The paladin leaned down so his lips brushed against his ear.
“You may scream now,” he whispered.
Haern did, howling at the top of his lungs, releasing every bit of his pain and rage. The sound echoed within his cell, and to his ears, it belonged to a wild animal. Certainly not to anything human. At last, his lungs gave way, and the pain became something he could bear as Carden stood and sheathed his blade on his back.
“Watch carefully,” he said, and it seemed as if the previous tortures were but a dream, and he was a kind host describing an offered room. Touching the wall, Carden closed his eyes, whispered something in prayer, and then suddenly, a wall of flame rose from the floor, sealing Haern inside his stone cube. It burned, shimmering, black and violet, swirling like water running upward to the ceiling. Just looking at it made Haern sick, no different from the fire that burned around Carden’s blade. The paladin examined the wall of fire, and he nodded, pleased.

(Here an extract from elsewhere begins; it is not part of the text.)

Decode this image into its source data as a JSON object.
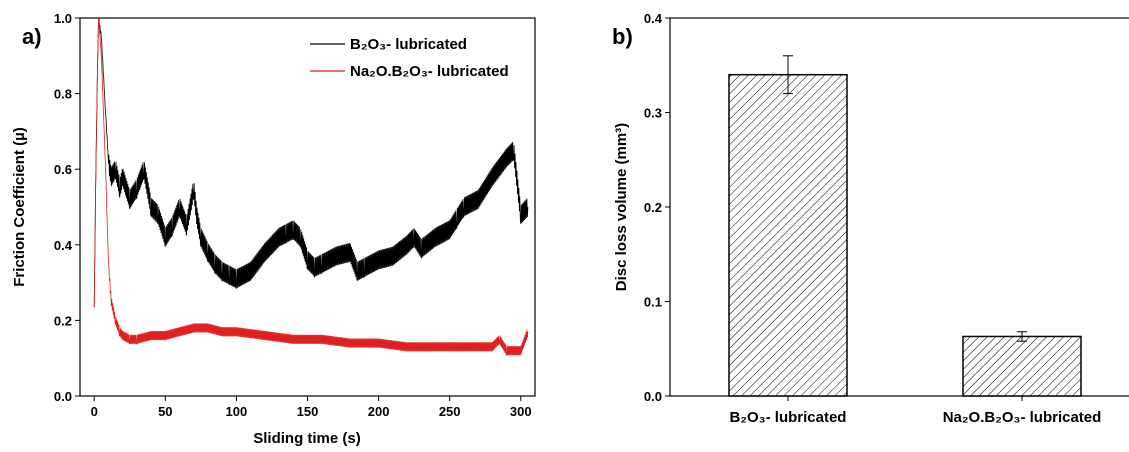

“Only the faithful can pass through unharmed,” he said. “Even our younger members find it difficult to endure. The other walls are solid stone, so your only exit is through the flames … but there is no hope beyond, Haern. Here in this dungeon, there is but one door, and it can only be opened from the outside. There is no escape, I promise you. In case you thought to take your chance with the fire, I thought it best you know the pointlessness of such an action.”
The man stepped through the flames, and as the violet fire passed across his skin and armor, it did not burn, nor did he show signs of pain.
“Oh,” the paladin said from the other side. “So you know … these flames are designed to burn, and hurt, but very rarely will they kill. Though if you stay within them long enough, if you can endure the pain, you just might find death. Consider that a gift we offer the strong … but only a very few have managed it. But who knows … perhaps you’ll be one of them?”
With that, he was gone, leaving Haern alone in his prison, sick before the glow of the fire, in pain from the torture, and his chest aching from where the pendant of the golden mountain rested against his skin. Tears running down his face, he clutched it with a shaking hand, felt the cold metal dig into his skin.
“Ashhur,” he prayed, turning his back to the flame. “Please, Ashhur, I know you hear me…”
One day. Just one day, and he felt a quivering in his chest, a breaking of something so vital to everything he knew.
Just one day.
“Delysia,’ he whispered, and his tears fell harder.